Because we see the connections between violence abroad and at home, it doesn’t surprise us to learn that AECOM, the company that recently won the bid for Chicago’s potential new Cop Academy, is the same company that’s received billions in contracts from the Department of Defense (DoD). From Iraq to Afghanistan, AECOM has profited from the endless wars that have cost trillions of dollars and, more devastatingly, millions of lives.
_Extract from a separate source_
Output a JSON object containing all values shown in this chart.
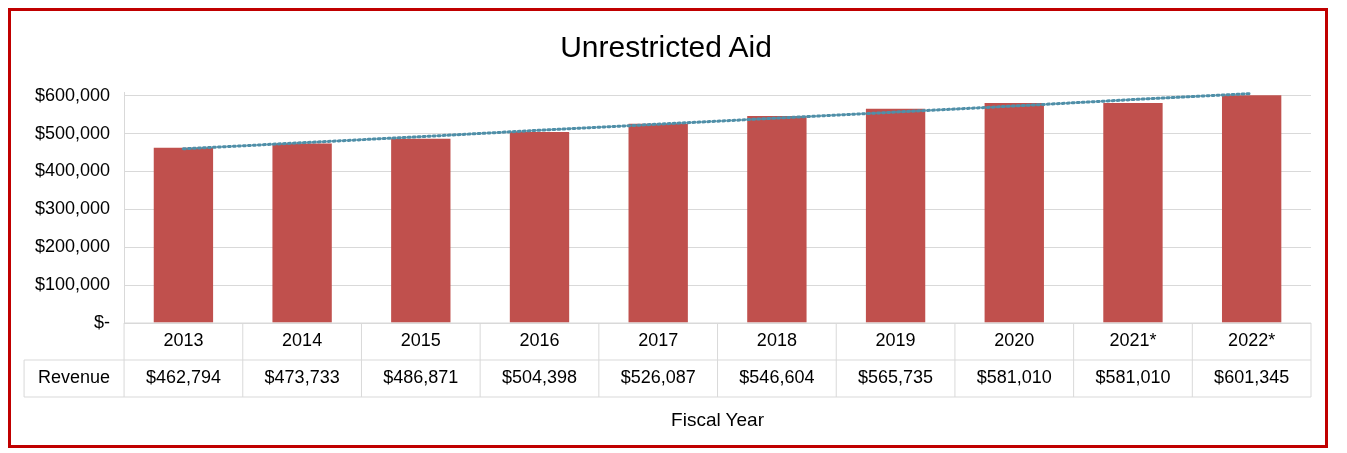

And in Chicago, AECOM is now looking to profit from a project whose beneficiaries — the city’s police — have a highly documented, proven record of brutal abuse of communities, excessive force, and a decades-long lack of oversight.

It’s no secret that the DoD’s history is full of examples of illegal torture, assassinations, and indiscriminately targeting civilians, just as its contracts are rife with waste and overspending. AECOM is no exception. In fact, an investigation conducted by the Special Inspector General for Iraq Reconstruction found that 14% of costs AECOM claimed — or more than $4.2 million — could not be supported or justified. As veterans and servicemembers whose families and communities are constantly impacted by a lack of access to health care, education, and housing, it disgusts us to see resources put towards and wasted on wars that have destroyed so many lives.

Now, AECOM is set to win a $95 million contract for Chicago’s new Cop Academy, at a moment when Chicago public schools are continuing to close and critical social services — including mental health — are continuing to be cut. For vets, this pattern is one that feels all too familiar to cuts to the VA as budgets for weapons and deployments rose. It’s a pattern that treats people as disposable in the pursuit of larger profits and extreme militarism, benefitting a few at the expense of many.

We endorse the No Cop Academy campaign, and we join their call to defund the city’s already-bloated police budget and to direct these resources towards fully-funded public schools, accessible mental health clinics, living wages, and more. Moreover, we stand with all the young people across Chicago working to break this pattern, demanding that we divest from what does most harm and instead invest in what communities need most — at home and abroad.